How the Ivy League university plans to actually lessen its impact on the planet is considerably less eye-catching. In fact, few around campus might have a chance to physically see the changes. 

That’s because much of the spending will go into an overhaul of the campus’s facility heating infrastructure, moving it from a steam-based to a hot-water system.

“Hot water doesn’t seem sexy or innovative,” said Josh Keniston, senior vice president of capital planning and campus operations at Dartmouth, who’s overseeing the institution’s energy transition. “It actually is a much more flexible technology than steam.”

The hot-water system Dartmouth is building out includes numerous distribution points, including a thousand underground bore holes — meaning the infrastructure is literally unseen. 

The distributed nature of the system also doesn’t require centralized heating infrastructure. Instead, the college can use a variety of heating methods, such as electric heat pumps and solar powered heat pumps. It can even use water heated up in the New England summers and stored underground until winter, when it’s needed. All that allows for multiple approaches on energy.

The transition to the hot-water system — which replaces aging infrastructure already in need of an overhaul — means a 20% gain in efficiency. 

“You lose so much energy when you’re distributing via steam,” Keniston said. And that energy savings can help offset the investment costs over the years to come. 

The infrastructure revamp is part of an effort to reduce emissions on campus 60% by 2030, and entirely 100% by 2050. It’s all tied in with a broader effort on campus meant to incorporate research, academics and the wider community. 

For fiscal 2022, the institution reported about 58,500 metric tons of greenhouse gas emissions. It says it is on pace to meet most of its long-term emissions goals, though acknowledges it might not hit its 2025 target of lowering carbon emissions to 38,414 metric tons. 

The $500 million Dartmouth is spending represents roughly a quarter of the institution’s overall capital improvement plan, according to Keniston

Along with the transition to a hot-water system, it includes other energy efficiency measures like improving building enclosures.

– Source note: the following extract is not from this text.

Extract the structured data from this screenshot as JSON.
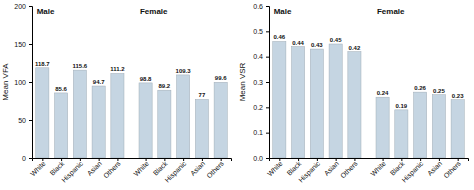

It also provides funds for adding non-combustion technologies such as geo-exchange boreholes, large-scale heat pumps and solar energy, for electricity as well as hot water generation. 

The spending represents the largest investment focused on sustainability in the institution’s history, Dartmouth President Sian Beilock wrote in an April letter to campus. 

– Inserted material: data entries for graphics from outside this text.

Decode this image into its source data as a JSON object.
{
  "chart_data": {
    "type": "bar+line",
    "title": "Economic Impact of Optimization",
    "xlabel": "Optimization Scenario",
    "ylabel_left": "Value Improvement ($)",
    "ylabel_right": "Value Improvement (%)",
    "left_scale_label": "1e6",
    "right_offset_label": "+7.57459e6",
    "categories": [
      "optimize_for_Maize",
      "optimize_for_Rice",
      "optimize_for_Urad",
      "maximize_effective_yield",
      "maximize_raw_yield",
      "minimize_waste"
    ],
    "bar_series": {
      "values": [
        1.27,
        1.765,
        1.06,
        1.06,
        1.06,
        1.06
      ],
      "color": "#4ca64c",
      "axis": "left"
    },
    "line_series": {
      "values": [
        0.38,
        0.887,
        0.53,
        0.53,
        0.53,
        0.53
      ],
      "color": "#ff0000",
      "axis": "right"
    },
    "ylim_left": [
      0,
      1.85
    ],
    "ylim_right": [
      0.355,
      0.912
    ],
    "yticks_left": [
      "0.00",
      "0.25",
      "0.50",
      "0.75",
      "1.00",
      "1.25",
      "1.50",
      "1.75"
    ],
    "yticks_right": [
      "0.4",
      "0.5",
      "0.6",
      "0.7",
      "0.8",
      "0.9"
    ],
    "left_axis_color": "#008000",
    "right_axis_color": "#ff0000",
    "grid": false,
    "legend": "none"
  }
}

“We acknowledge that our past efforts around campus decarbonization have come up short,” Beilock said in the letter. “Our new, much more aggressive goals are designed to help us lead in campus sustainability — especially in more rural cold-climate locations.”

Where the emissions are: heating, electricity, conferences

Dartmouth is just one college among thousands in the U.S. And it’s a wealthy one, with $1.4 billion in annual revenue and $11.7 billion in assets. Meanwhile, many others are trying just to balance their budget or even stay open. 

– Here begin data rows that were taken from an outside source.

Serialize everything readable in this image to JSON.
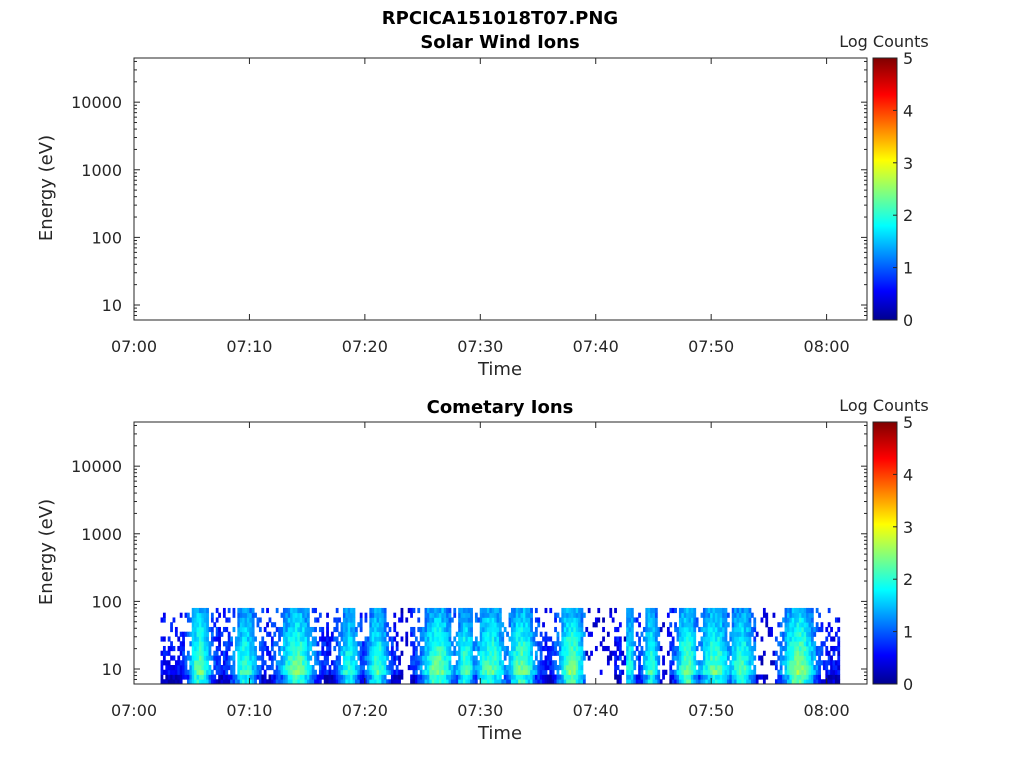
{
  "figure_title": "RPCICA151018T07.PNG",
  "chart_data": [
    {
      "type": "heatmap",
      "title": "Solar Wind Ions",
      "xlabel": "Time",
      "ylabel": "Energy (eV)",
      "x_ticks": [
        "07:00",
        "07:10",
        "07:20",
        "07:30",
        "07:40",
        "07:50",
        "08:00"
      ],
      "x_range_minutes": [
        0,
        63.5
      ],
      "y_ticks": [
        "10",
        "100",
        "1000",
        "10000"
      ],
      "y_scale": "log",
      "y_range": [
        6,
        45000
      ],
      "colorbar": {
        "label": "Log Counts",
        "ticks": [
          "0",
          "1",
          "2",
          "3",
          "4",
          "5"
        ],
        "range": [
          0,
          5
        ],
        "colormap": "jet"
      },
      "data_description": "no counts recorded",
      "columns": []
    },
    {
      "type": "heatmap",
      "title": "Cometary Ions",
      "xlabel": "Time",
      "ylabel": "Energy (eV)",
      "x_ticks": [
        "07:00",
        "07:10",
        "07:20",
        "07:30",
        "07:40",
        "07:50",
        "08:00"
      ],
      "x_range_minutes": [
        0,
        63.5
      ],
      "y_ticks": [
        "10",
        "100",
        "1000",
        "10000"
      ],
      "y_scale": "log",
      "y_range": [
        6,
        45000
      ],
      "colorbar": {
        "label": "Log Counts",
        "ticks": [
          "0",
          "1",
          "2",
          "3",
          "4",
          "5"
        ],
        "range": [
          0,
          5
        ],
        "colormap": "jet"
      },
      "data_start_minute": 2.3,
      "data_end_minute": 61,
      "max_energy_ev": 80,
      "bright_bands": [
        {
          "t": 5.6,
          "w": 1.0,
          "level": 2.0
        },
        {
          "t": 9.5,
          "w": 1.2,
          "level": 1.7
        },
        {
          "t": 14.0,
          "w": 1.6,
          "level": 2.0
        },
        {
          "t": 18.5,
          "w": 1.0,
          "level": 1.6
        },
        {
          "t": 21.0,
          "w": 1.0,
          "level": 1.8
        },
        {
          "t": 26.2,
          "w": 1.5,
          "level": 2.0
        },
        {
          "t": 28.6,
          "w": 0.9,
          "level": 1.8
        },
        {
          "t": 30.8,
          "w": 1.4,
          "level": 1.9
        },
        {
          "t": 33.5,
          "w": 1.3,
          "level": 2.0
        },
        {
          "t": 37.8,
          "w": 1.2,
          "level": 2.1
        },
        {
          "t": 42.8,
          "w": 0.6,
          "level": 1.6
        },
        {
          "t": 44.7,
          "w": 0.8,
          "level": 1.7
        },
        {
          "t": 47.8,
          "w": 1.0,
          "level": 2.0
        },
        {
          "t": 50.2,
          "w": 1.5,
          "level": 1.9
        },
        {
          "t": 52.5,
          "w": 1.2,
          "level": 1.8
        },
        {
          "t": 57.5,
          "w": 1.5,
          "level": 2.2
        }
      ],
      "gaps": [
        {
          "from": 23.0,
          "to": 23.8
        },
        {
          "from": 39.0,
          "to": 41.5
        },
        {
          "from": 42.2,
          "to": 42.5
        },
        {
          "from": 45.5,
          "to": 46.2
        },
        {
          "from": 53.8,
          "to": 55.5
        }
      ]
    }
  ]
}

While the higher ed sector might represent only a relatively small share of U.S. emissions, it still has roughly 4 million employees and over 18 million students who consume energy and resources. And on many campuses, there are plenty of areas to cut emissions, including at institutions that don’t have the resources of Dartmouth

Perhaps around a quarter of higher ed institutions are leading the way on sustainability efforts, according to Julian Dautremont, director of programs with the Association for the Advancement of Sustainability in Higher Education.